第11話 歌姫の母国ではシスコンが大暴れしている!?!
「王子、見つかりました」
「本当か」
隣国の一つの部屋で集まっていた人影は喜びに浮かれた。絢爛豪華な服を着た二十代くらいの男性はフードの男の肩を掴み激しく左右に揺らす。
「嘘ではないだろうな。泣いてないか、カエルに変えられて姿を消して俺は心臓が止まるかと思った。居なくならずに城に居ればよかったのに、どうして姿を消した」
俺の大切な妹姫。悪役王女と呼ばれているが、人見知りで人とのコミュニケーションが苦手なだけで、世界一優しい姫だ。
「落ち着いて、ください」
揺らされているフードの男を助けようと他のフードの人たちが止めに入る。
「国王にも報告しますが、これほどの結界が張られた城は世界を見ても数少ない」
「囚われているのか」
「王子、隣国の王子の話覚えておりますか」
隣国の王子の話。確か数年前に姿を消したと聞いている。代わりに来た姫が嫌われ者だという事を。しかし、実は王子が居なくなった後に結界が強化された。
「王子、姫様は一度その王子に会ったことがあります」
「視察に行った」
「カエルのお姿になり危険を冒してまで逢いに行ったのです」
「恋か?」
呪いを解く鍵は、姿に囚われることなく相手に好きになってもらうこと。
数年前に一度会ったきりの王子に逢いに行く。声すら発することが叶わずどうやって想いを伝えるというのか。
「リテラスが、恋」
姿を消した王子。王子を探しに行った。
「今すぐ行かなきゃ」
「王子落ち着いてください」
揺らされていたフードの男が俺の前に立ちはだかる。
「王子、訪問には手続きを踏まないと」
「俺の大切な一姫が居ないんだ。呪いをかけられて不安だろう俺が安心させてあげないと」
「シスコン王子」
「シスコンの何が悪い」
可愛い姫がいて何が悪い。国によっては王位争いなどで身内を殺害するのは歴史上当たり前。

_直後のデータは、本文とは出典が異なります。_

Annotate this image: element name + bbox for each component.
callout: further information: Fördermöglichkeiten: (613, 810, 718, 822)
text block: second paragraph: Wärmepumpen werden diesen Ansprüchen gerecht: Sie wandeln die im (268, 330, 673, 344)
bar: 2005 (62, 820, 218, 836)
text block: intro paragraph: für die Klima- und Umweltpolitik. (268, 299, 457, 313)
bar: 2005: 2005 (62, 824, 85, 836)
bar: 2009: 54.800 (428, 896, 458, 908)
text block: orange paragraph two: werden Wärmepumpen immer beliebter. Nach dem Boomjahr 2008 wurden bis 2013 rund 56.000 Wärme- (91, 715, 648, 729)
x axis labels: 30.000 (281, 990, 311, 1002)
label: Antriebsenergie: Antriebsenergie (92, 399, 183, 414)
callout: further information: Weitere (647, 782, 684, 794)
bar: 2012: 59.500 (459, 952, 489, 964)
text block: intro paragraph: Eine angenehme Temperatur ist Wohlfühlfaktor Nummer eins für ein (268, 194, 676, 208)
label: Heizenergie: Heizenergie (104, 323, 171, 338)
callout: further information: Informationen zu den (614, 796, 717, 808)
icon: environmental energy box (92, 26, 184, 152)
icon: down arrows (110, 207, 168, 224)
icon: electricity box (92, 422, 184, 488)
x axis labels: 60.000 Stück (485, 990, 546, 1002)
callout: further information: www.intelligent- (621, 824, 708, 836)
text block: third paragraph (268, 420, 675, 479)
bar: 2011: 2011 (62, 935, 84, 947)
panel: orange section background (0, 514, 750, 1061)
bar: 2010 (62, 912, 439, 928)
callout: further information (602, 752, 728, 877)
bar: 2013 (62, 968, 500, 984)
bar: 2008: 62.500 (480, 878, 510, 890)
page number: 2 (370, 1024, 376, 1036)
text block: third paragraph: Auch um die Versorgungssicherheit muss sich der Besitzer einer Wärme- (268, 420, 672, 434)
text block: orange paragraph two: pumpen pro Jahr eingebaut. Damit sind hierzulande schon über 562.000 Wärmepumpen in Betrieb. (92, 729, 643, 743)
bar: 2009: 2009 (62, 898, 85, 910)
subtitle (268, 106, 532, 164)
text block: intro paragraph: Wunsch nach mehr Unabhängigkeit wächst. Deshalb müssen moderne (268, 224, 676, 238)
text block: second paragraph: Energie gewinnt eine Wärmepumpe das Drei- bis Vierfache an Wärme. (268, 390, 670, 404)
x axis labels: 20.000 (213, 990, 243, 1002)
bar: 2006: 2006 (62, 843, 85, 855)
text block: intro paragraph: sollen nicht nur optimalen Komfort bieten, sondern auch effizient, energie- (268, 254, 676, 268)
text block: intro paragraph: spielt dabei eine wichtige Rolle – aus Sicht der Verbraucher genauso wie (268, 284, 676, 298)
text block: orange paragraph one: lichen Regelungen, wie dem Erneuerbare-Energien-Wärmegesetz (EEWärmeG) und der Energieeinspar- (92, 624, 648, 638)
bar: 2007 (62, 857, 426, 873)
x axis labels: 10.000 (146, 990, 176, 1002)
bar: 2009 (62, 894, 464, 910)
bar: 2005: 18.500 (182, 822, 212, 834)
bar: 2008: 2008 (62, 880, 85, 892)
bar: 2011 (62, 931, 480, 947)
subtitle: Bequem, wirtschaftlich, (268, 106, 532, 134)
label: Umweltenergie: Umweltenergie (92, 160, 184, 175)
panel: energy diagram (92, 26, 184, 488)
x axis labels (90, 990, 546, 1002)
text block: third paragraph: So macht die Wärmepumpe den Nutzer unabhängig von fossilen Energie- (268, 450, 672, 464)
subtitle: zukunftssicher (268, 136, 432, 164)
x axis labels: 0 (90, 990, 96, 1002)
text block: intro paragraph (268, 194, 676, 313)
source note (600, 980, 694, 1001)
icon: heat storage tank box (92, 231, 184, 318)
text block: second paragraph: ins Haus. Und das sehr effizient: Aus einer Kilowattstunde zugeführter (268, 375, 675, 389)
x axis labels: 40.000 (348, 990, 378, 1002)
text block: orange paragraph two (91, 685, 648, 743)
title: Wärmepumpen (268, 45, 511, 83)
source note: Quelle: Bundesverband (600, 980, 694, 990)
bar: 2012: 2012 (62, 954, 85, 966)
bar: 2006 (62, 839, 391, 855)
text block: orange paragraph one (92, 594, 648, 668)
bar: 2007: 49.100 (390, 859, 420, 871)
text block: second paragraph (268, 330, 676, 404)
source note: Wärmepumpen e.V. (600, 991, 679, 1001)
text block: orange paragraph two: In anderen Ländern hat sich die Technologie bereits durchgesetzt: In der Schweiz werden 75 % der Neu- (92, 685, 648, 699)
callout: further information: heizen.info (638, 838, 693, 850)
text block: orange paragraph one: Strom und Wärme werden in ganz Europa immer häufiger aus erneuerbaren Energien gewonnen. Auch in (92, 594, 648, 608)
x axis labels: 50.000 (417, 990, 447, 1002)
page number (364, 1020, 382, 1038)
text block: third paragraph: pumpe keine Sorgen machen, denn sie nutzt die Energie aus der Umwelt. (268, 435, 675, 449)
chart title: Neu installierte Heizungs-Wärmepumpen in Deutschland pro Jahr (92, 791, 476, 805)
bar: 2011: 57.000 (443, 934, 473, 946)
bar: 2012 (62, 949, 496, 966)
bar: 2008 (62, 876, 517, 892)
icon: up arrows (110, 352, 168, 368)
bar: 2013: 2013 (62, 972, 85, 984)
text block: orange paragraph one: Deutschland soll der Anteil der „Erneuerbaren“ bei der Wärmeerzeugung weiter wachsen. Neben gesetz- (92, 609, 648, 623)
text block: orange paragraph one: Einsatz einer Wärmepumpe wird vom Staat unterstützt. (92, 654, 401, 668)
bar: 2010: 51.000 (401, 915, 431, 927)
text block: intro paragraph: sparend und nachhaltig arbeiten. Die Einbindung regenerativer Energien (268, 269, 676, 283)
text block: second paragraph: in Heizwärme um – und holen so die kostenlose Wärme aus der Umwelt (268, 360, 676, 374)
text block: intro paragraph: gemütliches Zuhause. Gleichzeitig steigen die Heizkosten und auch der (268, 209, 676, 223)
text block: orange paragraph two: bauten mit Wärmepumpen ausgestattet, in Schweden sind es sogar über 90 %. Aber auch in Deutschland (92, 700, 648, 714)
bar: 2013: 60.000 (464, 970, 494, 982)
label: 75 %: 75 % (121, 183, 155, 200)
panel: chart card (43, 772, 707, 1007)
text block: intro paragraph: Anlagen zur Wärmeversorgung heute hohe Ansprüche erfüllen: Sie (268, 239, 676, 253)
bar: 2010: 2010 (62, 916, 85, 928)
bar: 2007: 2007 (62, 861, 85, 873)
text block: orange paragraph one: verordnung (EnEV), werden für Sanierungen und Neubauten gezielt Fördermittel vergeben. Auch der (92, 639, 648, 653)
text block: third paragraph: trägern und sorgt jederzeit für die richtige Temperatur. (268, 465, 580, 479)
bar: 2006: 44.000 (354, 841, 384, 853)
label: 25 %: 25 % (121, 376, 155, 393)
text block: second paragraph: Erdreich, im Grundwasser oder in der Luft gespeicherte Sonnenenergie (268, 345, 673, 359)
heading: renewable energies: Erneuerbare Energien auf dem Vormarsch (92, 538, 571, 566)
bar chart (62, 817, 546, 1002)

「冷静な判断が下せないのであれば、一度海に投げ込みますよ」
「投げ込んでみろ。投げ返してやる」
普段なぜか氷の王子と呼ばれている。氷魔法が得意なだけ。王位争いだって、ギフト持ちのリテラスが継ぎたいと言えば俺は放棄をするつもりでいる。
「俺の持っているギフトは戦い向き。リテラスが望むなら俺は全てを捧げる」
聖魔法が得意でその力を声に乗せ、力を発揮する。リテラスが張っていた結界が国を守っている。最近魔物が活発になってきているので早く国に戻ってきてほしい。
「王子、もう一つお知らせしたいことが」
背の低いフードを被った男はまだ少年の雰囲気が残った声。初めて見る姿からするにもしかすると最近術者になった者かもしれない。
周囲が話かけるのを止めようとしている中、背の低いフードを被った少年は俺の前に一歩踏み出した。
「魔物が活発化している傾向が数百年前に魔王が復活しそうだった時と動きが似ているんでる」
その場に居た全員が少年の発言に動きを止めた。